Un site gazier exploité par une compagnie contrôlée en partie par le groupe français Total a abrité une prison secrète utilisée par des soldats émiratis en 2017 et 2018 à Balhaf, dans le sud du Yémen, affirment trois ONG dans un rapport publié ce jeudi 7 novembre.

Ce site, qui regroupe une usine de liquéfaction de gaz et un terminal d’exportation de gaz naturel liquéfié (GNL), a cessé ses activités en 2015 en raison de la guerre au Yémen. “Selon des sources ouvertes et des témoignages, il héberge depuis 2016 une milice -les forces d’élite de Shabwa- sous contrôle des Émirats arabes unis”, écrivent l’Observatoire des armements, SumOfUs et les Amis de la Terre.

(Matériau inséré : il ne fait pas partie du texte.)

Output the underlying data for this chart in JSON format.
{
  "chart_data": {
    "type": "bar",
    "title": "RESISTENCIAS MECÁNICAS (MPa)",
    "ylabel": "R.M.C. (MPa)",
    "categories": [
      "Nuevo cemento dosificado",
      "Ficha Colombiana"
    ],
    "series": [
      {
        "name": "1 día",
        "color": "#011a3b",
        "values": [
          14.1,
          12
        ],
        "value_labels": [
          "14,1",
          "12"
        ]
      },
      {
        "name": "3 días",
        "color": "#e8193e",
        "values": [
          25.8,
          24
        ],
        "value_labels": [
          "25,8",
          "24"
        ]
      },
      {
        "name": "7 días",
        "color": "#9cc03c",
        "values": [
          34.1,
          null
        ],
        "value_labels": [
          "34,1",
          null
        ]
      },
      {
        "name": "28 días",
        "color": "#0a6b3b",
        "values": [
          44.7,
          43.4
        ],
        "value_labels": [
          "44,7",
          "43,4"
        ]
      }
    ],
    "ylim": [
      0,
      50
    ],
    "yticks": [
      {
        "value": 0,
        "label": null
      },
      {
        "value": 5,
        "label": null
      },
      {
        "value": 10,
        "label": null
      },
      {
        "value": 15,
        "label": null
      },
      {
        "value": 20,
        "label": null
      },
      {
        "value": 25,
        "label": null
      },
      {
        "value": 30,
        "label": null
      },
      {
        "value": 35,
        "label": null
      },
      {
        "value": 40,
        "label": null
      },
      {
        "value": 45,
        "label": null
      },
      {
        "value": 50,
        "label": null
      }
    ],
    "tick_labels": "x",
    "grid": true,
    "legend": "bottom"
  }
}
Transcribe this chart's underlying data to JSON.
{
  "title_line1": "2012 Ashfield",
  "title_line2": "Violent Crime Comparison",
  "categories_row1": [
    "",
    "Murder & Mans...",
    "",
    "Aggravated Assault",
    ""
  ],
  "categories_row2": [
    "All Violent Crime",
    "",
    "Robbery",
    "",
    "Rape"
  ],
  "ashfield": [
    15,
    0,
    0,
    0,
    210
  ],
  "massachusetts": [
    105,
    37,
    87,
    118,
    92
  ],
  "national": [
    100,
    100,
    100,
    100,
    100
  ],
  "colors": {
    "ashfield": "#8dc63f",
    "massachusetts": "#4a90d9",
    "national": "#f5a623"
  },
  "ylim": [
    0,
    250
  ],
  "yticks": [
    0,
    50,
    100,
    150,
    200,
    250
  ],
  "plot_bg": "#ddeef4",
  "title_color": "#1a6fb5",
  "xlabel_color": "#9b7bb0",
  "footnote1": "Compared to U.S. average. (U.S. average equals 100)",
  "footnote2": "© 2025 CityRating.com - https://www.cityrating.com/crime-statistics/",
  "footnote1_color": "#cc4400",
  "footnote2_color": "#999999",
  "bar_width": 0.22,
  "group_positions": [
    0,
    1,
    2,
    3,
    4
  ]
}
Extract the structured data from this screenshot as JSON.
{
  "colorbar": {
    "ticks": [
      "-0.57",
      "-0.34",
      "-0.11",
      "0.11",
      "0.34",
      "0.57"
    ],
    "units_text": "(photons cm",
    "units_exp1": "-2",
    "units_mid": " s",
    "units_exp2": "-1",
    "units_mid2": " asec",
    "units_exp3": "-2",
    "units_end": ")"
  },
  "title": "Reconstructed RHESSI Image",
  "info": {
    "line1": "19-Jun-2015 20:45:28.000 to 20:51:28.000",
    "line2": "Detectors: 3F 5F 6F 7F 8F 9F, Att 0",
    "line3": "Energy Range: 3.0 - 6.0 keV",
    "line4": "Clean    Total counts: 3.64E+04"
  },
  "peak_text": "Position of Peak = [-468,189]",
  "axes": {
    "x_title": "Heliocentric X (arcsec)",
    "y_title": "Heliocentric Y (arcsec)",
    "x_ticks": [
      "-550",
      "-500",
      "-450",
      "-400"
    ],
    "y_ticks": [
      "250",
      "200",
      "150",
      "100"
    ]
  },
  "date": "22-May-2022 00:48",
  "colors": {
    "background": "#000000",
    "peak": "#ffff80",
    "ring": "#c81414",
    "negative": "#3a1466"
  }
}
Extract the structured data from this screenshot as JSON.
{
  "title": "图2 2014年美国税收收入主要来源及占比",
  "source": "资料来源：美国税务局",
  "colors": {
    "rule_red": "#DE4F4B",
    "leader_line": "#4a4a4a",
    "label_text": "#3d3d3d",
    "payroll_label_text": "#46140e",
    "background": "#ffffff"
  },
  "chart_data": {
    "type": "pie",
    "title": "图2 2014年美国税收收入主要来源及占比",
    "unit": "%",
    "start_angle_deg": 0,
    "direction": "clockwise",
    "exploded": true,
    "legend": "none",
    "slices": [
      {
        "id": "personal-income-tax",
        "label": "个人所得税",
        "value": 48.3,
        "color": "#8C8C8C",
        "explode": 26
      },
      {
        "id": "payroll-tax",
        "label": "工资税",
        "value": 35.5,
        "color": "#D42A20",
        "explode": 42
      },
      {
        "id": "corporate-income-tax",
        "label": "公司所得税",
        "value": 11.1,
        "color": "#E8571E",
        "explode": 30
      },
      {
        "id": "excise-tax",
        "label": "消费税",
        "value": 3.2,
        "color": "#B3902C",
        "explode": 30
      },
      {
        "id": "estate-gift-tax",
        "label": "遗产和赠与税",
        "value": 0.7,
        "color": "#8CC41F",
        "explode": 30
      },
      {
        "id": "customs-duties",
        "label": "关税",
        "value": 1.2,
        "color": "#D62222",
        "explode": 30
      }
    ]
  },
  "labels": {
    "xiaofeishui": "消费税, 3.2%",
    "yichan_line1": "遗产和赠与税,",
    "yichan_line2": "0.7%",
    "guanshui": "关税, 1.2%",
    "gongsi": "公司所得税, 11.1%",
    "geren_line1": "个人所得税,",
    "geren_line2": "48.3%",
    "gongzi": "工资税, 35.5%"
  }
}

“Ces témoignages relatent des traitements inhumains et dégradants (privation de soins, tortures) commis par des soldats émiratis”, ajoutent-ils. “Les personnes qui s’y font enfermer sont généralement accusées d’appartenir à Al-Qaida sur la péninsule arabique (AQPA)”, sur la base “souvent de soupçons sans fondement ou d’une vengeance personnelle”, poursuivent-ils.

Total dit qu’il ne sait pas

Le site est exploité par Yemen LNG, dont Total est actionnaire à 39,6% aux côtés de la société américaine Hunt (17,2%), de sociétés coréennes (21,4%) et d’entreprises publiques yéménites (21,7%).